Der BGH zeigt nun einen Ausweg auf (BGH XI ZR 45/09). Er erklärte mit Blick auf einen Kredit der Citibank, dass Darlehen und Restschuldversicherung als verbundene Geschäfte auch Jahre später widerruflich sind. Grund ist, so die Richter, dass Kredit und Restschuldversicherung eine wirtschaftliche Einheit („verbundenes Geschäft“) mit besonderen Regeln bilden, hierauf in der Widerrufsbelehrung der Citibank  aber nicht hingewiesen wird. Folge: Die  zweiwöchige Frist, von der Widerrufsbelehrung die Rede ist, gilt nicht. Über die Rechtsfolgen entscheidet nun die Vorinstanz, das Oberlandesgericht Köln. Beobachter gehen davon aus, dass der Kläger wenigstens einen Teil der Prämie und der Zinsen zurückerhält.

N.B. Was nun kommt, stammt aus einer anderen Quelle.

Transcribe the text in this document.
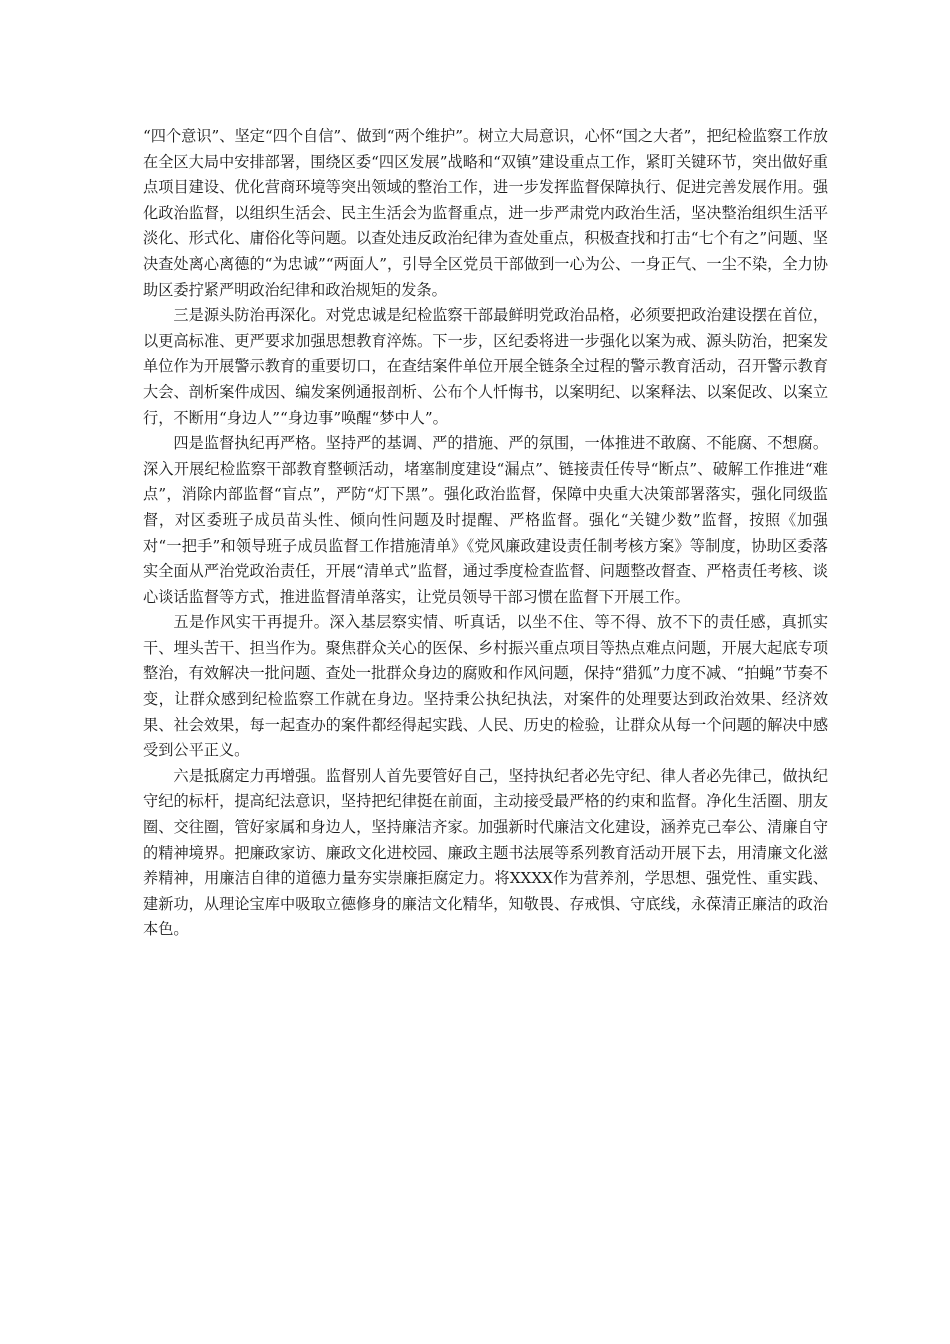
“四个意识”、坚定“四个自信”、做到“两个维护”。树立大局意识，心怀“国之大者”，把纪检监察工作放在全区大局中安排部署，围绕区委“四区发展”战略和“双镇”建设重点工作，紧盯关键环节，突出做好重点项目建设、优化营商环境等突出领域的整治工作，进一步发挥监督保障执行、促进完善发展作用。强化政治监督，以组织生活会、民主生活会为监督重点，进一步严肃党内政治生活，坚决整治组织生活平淡化、形式化、庸俗化等问题。以查处违反政治纪律为查处重点，积极查找和打击“七个有之”问题、坚决查处离心离德的“为忠诚”“两面人”，引导全区党员干部做到一心为公、一身正气、一尘不染，全力协助区委拧紧严明政治纪律和政治规矩的发条。

三是源头防治再深化。对党忠诚是纪检监察干部最鲜明党政治品格，必须要把政治建设摆在首位，以更高标准、更严要求加强思想教育淬炼。下一步，区纪委将进一步强化以案为戒、源头防治，把案发单位作为开展警示教育的重要切口，在查结案件单位开展全链条全过程的警示教育活动，召开警示教育大会、剖析案件成因、编发案例通报剖析、公布个人忏悔书，以案明纪、以案释法、以案促改、以案立行，不断用“身边人”“身边事”唤醒“梦中人”。

四是监督执纪再严格。坚持严的基调、严的措施、严的氛围，一体推进不敢腐、不能腐、不想腐。深入开展纪检监察干部教育整顿活动，堵塞制度建设“漏点”、链接责任传导“断点”、破解工作推进“难点”，消除内部监督“盲点”，严防“灯下黑”。强化政治监督，保障中央重大决策部署落实，强化同级监督，对区委班子成员苗头性、倾向性问题及时提醒、严格监督。强化“关键少数”监督，按照《加强对“一把手”和领导班子成员监督工作措施清单》《党风廉政建设责任制考核方案》等制度，协助区委落实全面从严治党政治责任，开展“清单式”监督，通过季度检查监督、问题整改督查、严格责任考核、谈心谈话监督等方式，推进监督清单落实，让党员领导干部习惯在监督下开展工作。

五是作风实干再提升。深入基层察实情、听真话，以坐不住、等不得、放不下的责任感，真抓实干、埋头苦干、担当作为。聚焦群众关心的医保、乡村振兴重点项目等热点难点问题，开展大起底专项整治，有效解决一批问题、查处一批群众身边的腐败和作风问题，保持“猎狐”力度不减、“拍蝇”节奏不变，让群众感到纪检监察工作就在身边。坚持秉公执纪执法，对案件的处理要达到政治效果、经济效果、社会效果，每一起查办的案件都经得起实践、人民、历史的检验，让群众从每一个问题的解决中感受到公平正义。

六是抵腐定力再增强。监督别人首先要管好自己，坚持执纪者必先守纪、律人者必先律己，做执纪守纪的标杆，提高纪法意识，坚持把纪律挺在前面，主动接受最严格的约束和监督。净化生活圈、朋友圈、交往圈，管好家属和身边人，坚持廉洁齐家。加强新时代廉洁文化建设，涵养克己奉公、清廉自守的精神境界。把廉政家访、廉政文化进校园、廉政主题书法展等系列教育活动开展下去，用清廉文化滋养精神，用廉洁自律的道德力量夯实崇廉拒腐定力。将XXXX作为营养剂，学思想、强党性、重实践、建新功，从理论宝库中吸取立德修身的廉洁文化精华，知敬畏、存戒惧、守底线，永葆清正廉洁的政治本色。
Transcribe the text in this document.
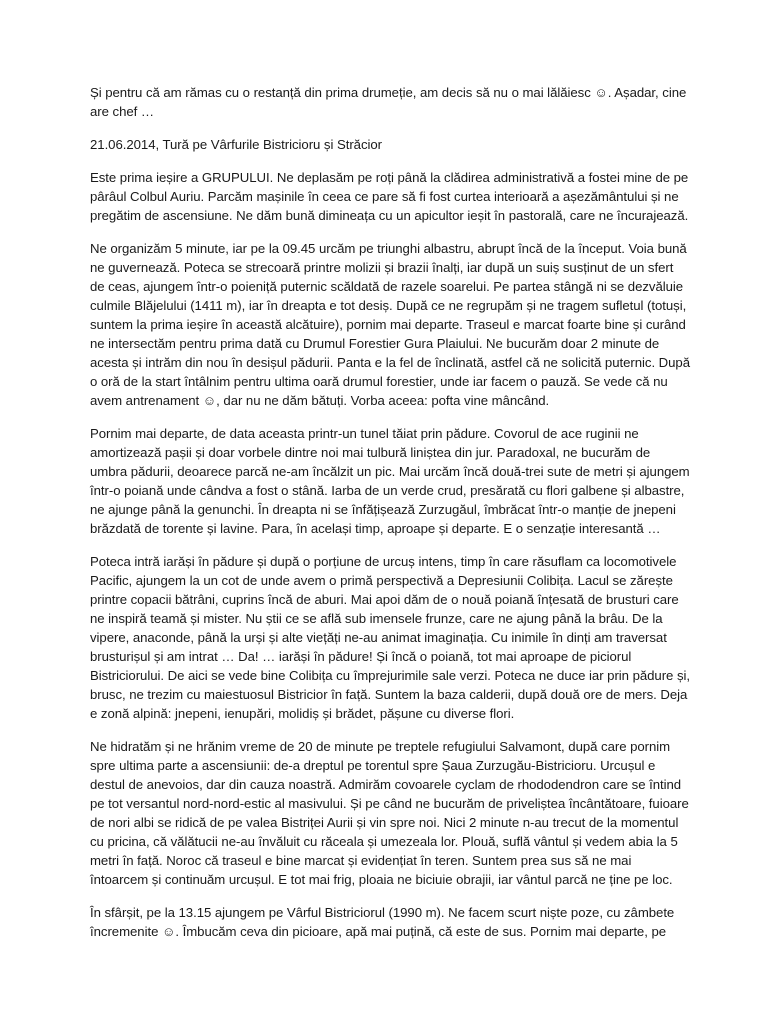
Și pentru că am rămas cu o restanță din prima drumeție, am decis să nu o mai lălăiesc ☺. Așadar, cine are chef …

21.06.2014, Tură pe Vârfurile Bistricioru și Străcior

Este prima ieșire a GRUPULUI. Ne deplasăm pe roți până la clădirea administrativă a fostei mine de pe pârâul Colbul Auriu. Parcăm mașinile în ceea ce pare să fi fost curtea interioară a așezământului și ne pregătim de ascensiune. Ne dăm bună dimineața cu un apicultor ieșit în pastorală, care ne încurajează.

Ne organizăm 5 minute, iar pe la 09.45 urcăm pe triunghi albastru, abrupt încă de la început. Voia bună ne guvernează. Poteca se strecoară printre molizii și brazii înalți, iar după un suiș susținut de un sfert de ceas, ajungem într-o poieniță puternic scăldată de razele soarelui. Pe partea stângă ni se dezvăluie culmile Blăjelului (1411 m), iar în dreapta e tot desiș. După ce ne regrupăm și ne tragem sufletul (totuși, suntem la prima ieșire în această alcătuire), pornim mai departe. Traseul e marcat foarte bine și curând ne intersectăm pentru prima dată cu Drumul Forestier Gura Plaiului. Ne bucurăm doar 2 minute de acesta și intrăm din nou în desișul pădurii. Panta e la fel de înclinată, astfel că ne solicită puternic. După o oră de la start întâlnim pentru ultima oară drumul forestier, unde iar facem o pauză. Se vede că nu avem antrenament ☺, dar nu ne dăm bătuți. Vorba aceea: pofta vine mâncând.

Pornim mai departe, de data aceasta printr-un tunel tăiat prin pădure. Covorul de ace ruginii ne amortizează pașii și doar vorbele dintre noi mai tulbură liniștea din jur. Paradoxal, ne bucurăm de umbra pădurii, deoarece parcă ne-am încălzit un pic. Mai urcăm încă două-trei sute de metri și ajungem într-o poiană unde cândva a fost o stână. Iarba de un verde crud, presărată cu flori galbene și albastre, ne ajunge până la genunchi. În dreapta ni se înfățișează Zurzugăul, îmbrăcat într-o manție de jnepeni brăzdată de torente și lavine. Para, în același timp, aproape și departe. E o senzație interesantă …

Poteca intră iarăși în pădure și după o porțiune de urcuș intens, timp în care răsuflam ca locomotivele Pacific, ajungem la un cot de unde avem o primă perspectivă a Depresiunii Colibița. Lacul se zărește printre copacii bătrâni, cuprins încă de aburi. Mai apoi dăm de o nouă poiană înțesată de brusturi care ne inspiră teamă și mister. Nu știi ce se află sub imensele frunze, care ne ajung până la brâu. De la vipere, anaconde, până la urși și alte viețăți ne-au animat imaginația. Cu inimile în dinți am traversat brusturișul și am intrat … Da! … iarăși în pădure! Și încă o poiană, tot mai aproape de piciorul Bistriciorului. De aici se vede bine Colibița cu împrejurimile sale verzi. Poteca ne duce iar prin pădure și, brusc, ne trezim cu maiestuosul Bistricior în față. Suntem la baza calderii, după două ore de mers. Deja e zonă alpină: jnepeni, ienupări, molidiș și brădet, pășune cu diverse flori.

Ne hidratăm și ne hrănim vreme de 20 de minute pe treptele refugiului Salvamont, după care pornim spre ultima parte a ascensiunii: de-a dreptul pe torentul spre Șaua Zurzugău-Bistricioru. Urcușul e destul de anevoios, dar din cauza noastră. Admirăm covoarele cyclam de rhododendron care se întind pe tot versantul nord-nord-estic al masivului. Și pe când ne bucurăm de priveliștea încântătoare, fuioare de nori albi se ridică de pe valea Bistriței Aurii și vin spre noi. Nici 2 minute n-au trecut de la momentul cu pricina, că vălătucii ne-au învăluit cu răceala și umezeala lor. Plouă, suflă vântul și vedem abia la 5 metri în față. Noroc că traseul e bine marcat și evidențiat în teren. Suntem prea sus să ne mai întoarcem și continuăm urcușul. E tot mai frig, ploaia ne biciuie obrajii, iar vântul parcă ne ține pe loc.

În sfârșit, pe la 13.15 ajungem pe Vârful Bistriciorul (1990 m). Ne facem scurt niște poze, cu zâmbete încremenite ☺. Îmbucăm ceva din picioare, apă mai puțină, că este de sus. Pornim mai departe, pe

Da in dieser Hinsicht die Widerrufsbelehrungen fast aller  Banken falsch sind, ist die Entscheidung  nicht nur für Kunden der Citibank von Bedeutung. Insbesondere Kreditnehmer, die sich schlecht beraten fühlen oder in der Klemme sog. „Kettenkredite“ stecken, d.h. die Ablöse des einen Kredits mit der Aufnahme eines neuen Kredits betreiben und so immer wieder hohe Versicherungsprämien zahlen müssen, sollten sich daher anwaltlich beraten lassen.